The Public Health Minister Anutin Charnvirakul says the Food and Drug Administration will approve the vaccine for emergency use, with priority going to frontline healthcare workers and other vulnerable groups.
A human rights lawyer says a further 18 political activists, including 3 leaders of the Ratsadon pro-democracy group, could face prosecution. The Centre for Human Rights Lawyers says the activists will appear before prosecutors today, where they face charges related to last September’s protests at Thammasat University and Sanam Luang in Bangkok.
3 protest leaders have been charged with various offences including violation of Thailand’s strict lèse majesté law, which prohibits insulting, criticising, or defaming the monarchy.
Noraseth says he plans to ask for a delay to indictment proceedings for the 18 accused, to give police more time to question defence witnesses. It’s understood a number of university lecturers and MPs from the opposition Kao Klai party are willing to act as bail guarantors for the 18. However, there is no guarantee that the court will agree to bail, particularly in the case of the 3 charged with lèse majesté offences.
Whilst the Covid-19 pandemic has plunged many people around the world into financial hardship, and many individuals, including Thai citizens, have turned to producing their own home made adult content on the British social media platform OnlyFans, to make ends meet… so to speak.
Even Thailand’s harsh pornography laws don’t seem to deter desperate content creators, some of whom said they had to resort to the infamous social media platform “to get through the pandemic”.
On the platform, a visitor must subscribe to a creator for a monthly fee in order to see their pages’ content. In addition, visitors can tip the content creator directly… and 80% of the tip goes directly to the recipient.
One content creator said he’d paid off nearly 500,000 baht in debts within three months, another, previously working in hospitality, said he was earning 4 – 5 times as much and the work hours were much more flexible.
Content creators skirt around Thailand’s pornography laws because OnlyFans is a “controlled and closed” space, so it would difficult to be prosecuted.
But a lecturer at Chulalongkorn University’s Faculty of Law, says adult content creators cannot demand protection under the law when their photos and videos are unlawfully disseminated by others, as under Thai laws, the content is considered “obscene” material.
In fact, he said, they risk being prosecuted under existing laws.
Finally, and not related to the last story… Rescue workers in Bangkok received an unusual call for help from a hospital in the Nong Khaem district on Sunday.
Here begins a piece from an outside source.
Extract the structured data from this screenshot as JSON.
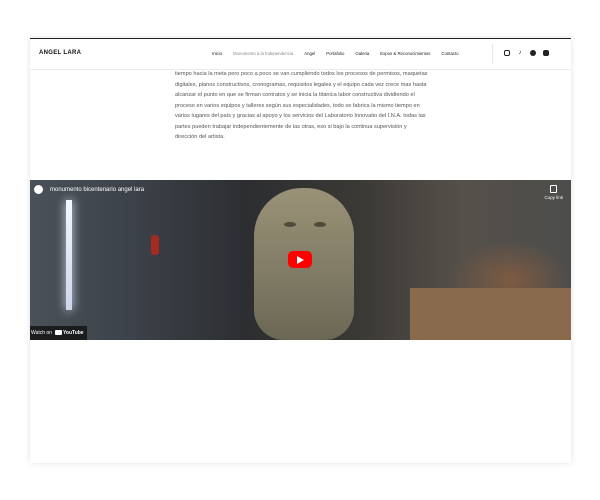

A caller from the local hospital reported that they needed help treating a man who’d got his finger trapped in a metal ring.
But when rescue workers arrived at the hospital, it was in fact the man’s penis that was stuck inside an iron ring. The hospital did not have the necessary equipment to remove the item, which was around 2 millimetres in thickness … the ring that is!
The rescue foundation says the man’s penis was inflamed and it took them nearly 2 hours to cut the ring off. It’s understood the unnamed patient was between 25 and 30 years of age and had been engaged in a sexual experiment gone wrong. The volunteer team says this is the second time they’ve had to deal with this type of misadventure.